How to Use a Relay with Arduino

Connecting a Relay with Arduino.

A relay is an electromechanical component that allows control of high-power or high-voltage circuits through low-power signals, like those from a microcontroller. Essentially, the relay acts as an electronically controlled switch.

Required Hardware

For this tutorial, you’ll need the following components:

  • Arduino board
  • Relay module (it’s recommended to use a relay module instead of a standalone relay, as these modules include components to protect your Arduino and safely manage current switching).
  • Device to control (such as a lamp or a motor).

What is a Relay and How Does it Work?

When current flows through the relay’s coil, a magnetic field is generated. This field moves a switch inside the relay, closing or opening the high-power circuit. Depending on the relay type, it can be normally open (NO) or normally closed (NC):

  • Normally Open (NO): The high-power circuit is disconnected when there’s no current in the coil. It only closes when the relay is activated.

  • Normally Closed (NC): The high-power circuit is connected when there’s no current in the coil and opens when the relay is activated.

Relay connection pins to the power circuit. Normally Open or Normally Closed.

In summary, a relay allows control of a high-power device’s power state using a low voltage signal from the control circuit. A relay is an electromechanical switch that works via an electromagnet. It consists of two main parts:

  1. Control Circuit (Low Power): This circuit activates the electromagnet when current is applied. It’s connected to the control signal (for example, from an Arduino).
  2. Switching Circuit (High Power): This circuit is activated or deactivated based on the electromagnet’s state. It’s where you connect the device you want to control, such as a lamp, motor, or other high-power device.

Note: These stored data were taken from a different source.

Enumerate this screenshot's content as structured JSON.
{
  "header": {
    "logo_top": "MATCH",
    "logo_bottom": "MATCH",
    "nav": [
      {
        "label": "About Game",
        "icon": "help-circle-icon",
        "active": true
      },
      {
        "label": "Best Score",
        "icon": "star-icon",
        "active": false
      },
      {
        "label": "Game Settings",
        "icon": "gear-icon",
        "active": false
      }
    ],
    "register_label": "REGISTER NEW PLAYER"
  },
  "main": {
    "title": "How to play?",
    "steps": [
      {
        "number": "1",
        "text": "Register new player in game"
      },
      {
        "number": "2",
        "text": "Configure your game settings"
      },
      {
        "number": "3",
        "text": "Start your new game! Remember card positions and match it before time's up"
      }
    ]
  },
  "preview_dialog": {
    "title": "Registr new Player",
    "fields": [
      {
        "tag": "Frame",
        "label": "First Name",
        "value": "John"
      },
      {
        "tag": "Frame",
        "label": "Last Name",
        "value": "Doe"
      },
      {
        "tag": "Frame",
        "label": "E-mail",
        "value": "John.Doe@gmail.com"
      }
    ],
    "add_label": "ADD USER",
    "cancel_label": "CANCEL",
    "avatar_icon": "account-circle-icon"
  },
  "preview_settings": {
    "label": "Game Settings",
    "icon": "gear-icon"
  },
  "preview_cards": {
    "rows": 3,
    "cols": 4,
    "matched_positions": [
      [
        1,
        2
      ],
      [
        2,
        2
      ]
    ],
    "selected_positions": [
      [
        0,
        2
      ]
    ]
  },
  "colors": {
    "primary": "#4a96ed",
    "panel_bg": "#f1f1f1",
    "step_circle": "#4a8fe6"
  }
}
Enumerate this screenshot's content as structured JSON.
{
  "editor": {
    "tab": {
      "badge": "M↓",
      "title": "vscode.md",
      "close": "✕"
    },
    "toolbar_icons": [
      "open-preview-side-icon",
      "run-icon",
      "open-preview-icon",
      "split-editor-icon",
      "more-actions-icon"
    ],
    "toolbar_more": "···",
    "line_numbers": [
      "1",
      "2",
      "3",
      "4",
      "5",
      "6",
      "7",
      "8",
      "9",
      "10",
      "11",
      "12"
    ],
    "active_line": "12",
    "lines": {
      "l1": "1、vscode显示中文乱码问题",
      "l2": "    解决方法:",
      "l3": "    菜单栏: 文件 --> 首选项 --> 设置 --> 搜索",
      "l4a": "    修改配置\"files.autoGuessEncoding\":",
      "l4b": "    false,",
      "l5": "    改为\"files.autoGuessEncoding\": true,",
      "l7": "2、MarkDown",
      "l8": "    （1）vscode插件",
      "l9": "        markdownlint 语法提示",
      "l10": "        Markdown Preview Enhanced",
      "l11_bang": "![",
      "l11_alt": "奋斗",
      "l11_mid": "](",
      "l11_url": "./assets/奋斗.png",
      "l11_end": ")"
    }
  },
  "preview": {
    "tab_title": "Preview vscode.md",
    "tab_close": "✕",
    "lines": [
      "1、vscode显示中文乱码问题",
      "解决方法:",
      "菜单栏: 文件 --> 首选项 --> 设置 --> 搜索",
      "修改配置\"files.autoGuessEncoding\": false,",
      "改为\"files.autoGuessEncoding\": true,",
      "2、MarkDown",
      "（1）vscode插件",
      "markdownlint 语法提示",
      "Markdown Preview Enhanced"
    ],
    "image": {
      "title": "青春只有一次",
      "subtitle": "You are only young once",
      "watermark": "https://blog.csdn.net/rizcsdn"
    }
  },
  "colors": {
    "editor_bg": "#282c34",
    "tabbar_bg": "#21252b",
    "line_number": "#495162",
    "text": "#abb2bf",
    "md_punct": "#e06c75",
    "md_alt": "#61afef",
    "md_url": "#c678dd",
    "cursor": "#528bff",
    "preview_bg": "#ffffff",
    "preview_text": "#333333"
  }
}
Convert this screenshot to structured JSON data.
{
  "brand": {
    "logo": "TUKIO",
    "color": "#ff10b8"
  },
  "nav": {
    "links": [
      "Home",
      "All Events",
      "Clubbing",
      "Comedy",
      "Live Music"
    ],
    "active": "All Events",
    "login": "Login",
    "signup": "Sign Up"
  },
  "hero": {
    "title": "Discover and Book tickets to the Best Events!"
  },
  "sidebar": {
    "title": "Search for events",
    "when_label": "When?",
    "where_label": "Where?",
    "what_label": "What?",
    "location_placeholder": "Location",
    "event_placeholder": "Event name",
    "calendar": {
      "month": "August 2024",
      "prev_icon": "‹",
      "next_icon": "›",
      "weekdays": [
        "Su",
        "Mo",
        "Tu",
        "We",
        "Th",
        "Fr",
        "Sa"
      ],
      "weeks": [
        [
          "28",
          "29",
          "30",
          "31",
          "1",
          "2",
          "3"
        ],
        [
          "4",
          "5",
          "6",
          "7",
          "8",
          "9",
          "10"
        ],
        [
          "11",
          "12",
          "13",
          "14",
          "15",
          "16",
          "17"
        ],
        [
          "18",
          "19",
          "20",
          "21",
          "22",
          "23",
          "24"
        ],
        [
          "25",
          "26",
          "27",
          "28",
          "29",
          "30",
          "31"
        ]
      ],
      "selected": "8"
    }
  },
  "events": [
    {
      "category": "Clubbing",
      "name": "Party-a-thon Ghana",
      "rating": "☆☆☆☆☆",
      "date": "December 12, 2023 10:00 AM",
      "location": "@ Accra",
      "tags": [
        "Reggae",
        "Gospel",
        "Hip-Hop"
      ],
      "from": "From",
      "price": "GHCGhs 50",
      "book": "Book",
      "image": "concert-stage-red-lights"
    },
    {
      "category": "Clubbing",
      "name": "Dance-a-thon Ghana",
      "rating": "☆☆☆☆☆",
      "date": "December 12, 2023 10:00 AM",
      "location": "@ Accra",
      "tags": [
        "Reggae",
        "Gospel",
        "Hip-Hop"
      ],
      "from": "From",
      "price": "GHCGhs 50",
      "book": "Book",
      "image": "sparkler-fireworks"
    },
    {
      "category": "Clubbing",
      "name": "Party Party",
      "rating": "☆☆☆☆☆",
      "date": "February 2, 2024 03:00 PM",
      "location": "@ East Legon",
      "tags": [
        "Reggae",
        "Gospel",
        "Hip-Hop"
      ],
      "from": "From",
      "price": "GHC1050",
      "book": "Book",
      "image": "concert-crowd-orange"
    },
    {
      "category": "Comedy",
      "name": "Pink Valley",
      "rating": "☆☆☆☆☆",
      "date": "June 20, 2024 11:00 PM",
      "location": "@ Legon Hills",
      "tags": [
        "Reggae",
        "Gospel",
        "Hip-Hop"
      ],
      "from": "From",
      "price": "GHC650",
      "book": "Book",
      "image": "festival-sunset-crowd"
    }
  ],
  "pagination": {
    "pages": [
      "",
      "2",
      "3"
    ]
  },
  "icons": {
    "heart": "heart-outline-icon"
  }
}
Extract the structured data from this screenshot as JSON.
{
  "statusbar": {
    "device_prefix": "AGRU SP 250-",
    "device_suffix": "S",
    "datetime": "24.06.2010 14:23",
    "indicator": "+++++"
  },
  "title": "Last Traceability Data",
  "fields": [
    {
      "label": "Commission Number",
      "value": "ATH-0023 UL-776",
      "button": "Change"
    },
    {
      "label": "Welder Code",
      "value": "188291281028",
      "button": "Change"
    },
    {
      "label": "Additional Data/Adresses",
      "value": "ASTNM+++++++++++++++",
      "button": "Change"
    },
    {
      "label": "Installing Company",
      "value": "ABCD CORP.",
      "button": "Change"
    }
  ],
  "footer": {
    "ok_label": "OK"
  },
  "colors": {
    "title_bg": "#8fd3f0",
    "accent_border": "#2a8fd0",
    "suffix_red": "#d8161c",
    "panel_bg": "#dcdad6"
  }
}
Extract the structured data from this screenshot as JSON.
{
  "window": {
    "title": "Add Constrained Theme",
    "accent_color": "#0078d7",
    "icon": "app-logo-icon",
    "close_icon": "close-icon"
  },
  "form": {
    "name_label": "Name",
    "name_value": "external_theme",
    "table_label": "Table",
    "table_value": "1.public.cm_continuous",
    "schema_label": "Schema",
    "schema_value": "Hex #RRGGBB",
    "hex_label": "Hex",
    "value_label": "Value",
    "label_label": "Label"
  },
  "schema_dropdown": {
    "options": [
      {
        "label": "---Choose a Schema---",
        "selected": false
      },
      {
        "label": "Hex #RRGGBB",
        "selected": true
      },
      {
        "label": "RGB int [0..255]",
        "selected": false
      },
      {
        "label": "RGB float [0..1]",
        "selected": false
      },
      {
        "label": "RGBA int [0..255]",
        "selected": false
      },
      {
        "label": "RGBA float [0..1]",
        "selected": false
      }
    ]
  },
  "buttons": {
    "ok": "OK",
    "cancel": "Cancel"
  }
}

Relay modules usually have two control stages. Since relays are electromechanical and can wear out, an optocoupler is typically included at the module’s input to isolate the control circuit from the relay circuit. This helps avoid damage if there’s an issue with the relay. Then, an amplification stage is added to activate the relay’s inductor based on the control input.

Relay Module Circuit Diagram.

Some relay modules may not include the optocoupler. Ideally, the module should include this component. The following image shows a relay module with an EL814 optocoupler.

Relay Module with EL814 Family Optocoupler.

Types of Relays

The most common relay types in Arduino projects are electromechanical relays and solid-state relays (SSR). In this article, we’ll focus on electromechanical relays.

Relay Connections with Arduino

Relay modules typically have the following pins:

  • DC+: Power for the module (usually 5V).
  • DC-: Ground.
  • IN: Control pin to send the signal from Arduino to activate or deactivate the relay.
  • COM: Common terminal of the relay’s switch.
  • NO: Normally open connection that closes when the relay is activated.
  • NC: Normally closed connection that opens when the relay is activated.

To connect the relay module to an Arduino Uno to control an AC device, simply connect the module’s DC+ to the Arduino’s 5V pin, the DC- pin to the Arduino’s GND, and the module’s IN or S pin to an Arduino digital pin. In this example, digital pin 7 is used to control the relay.

Relay Control Pins.

Additionally, you need to connect the AC power supply (such as the mains) to the COM terminal of the relay and connect one of the terminals of the device you want to control (like a lamp) to the NO or NC terminal of the relay, depending on whether you want the device to connect or disconnect when the control signal is sent from the microcontroller. The other terminal of the device is connected directly to the AC power supply. This way, the relay acts as a button or switch when activated from the control terminal with the Arduino.

Example Code for Arduino

The following code shows how to control a relay with Arduino. In this example, the relay turns on and off every second, toggling the connected device.

 1// Arduino Example for Using a Relay
 2// More info: https://www.3dpellet.com
 3
 4// Define relay pin
 5int relayPin = 7;
 6
 7void setup() {
 8  // Set relay pin as output
 9  pinMode(relayPin, OUTPUT);
10}
11
12void loop() {
13  // Activate the relay (turns on the device)
14  digitalWrite(relayPin, HIGH);
15  delay(1000); // Wait 1 second
16
17  // Deactivate the relay (turns off the device)
18  digitalWrite(relayPin, LOW);
19  delay(1000); // Wait 1 second
20}

Safety Considerations

Isolation: Ensure that the control circuit (Arduino) is well isolated from the high-power circuit. Many relay modules include an optocoupler for this purpose.

Maximum Current: Verify that the relay can handle the maximum current that the device you intend to control will draw. Common relays typically handle up to 10A at 250V AC, but it’s always best to check.

Arduino Protection: Use a protection diode (flyback diode) if you are using a relay without a module to protect the Arduino from potential current spikes when the relay switches off.

Conclusion

Relays are essential components for controlling high-power devices using low-voltage signals, such as those provided by an Arduino. Thanks to their ability to act as electronically controlled switches, relays enable Arduino projects to interact with a wide range of electrical devices, greatly expanding the possibilities of what you can create.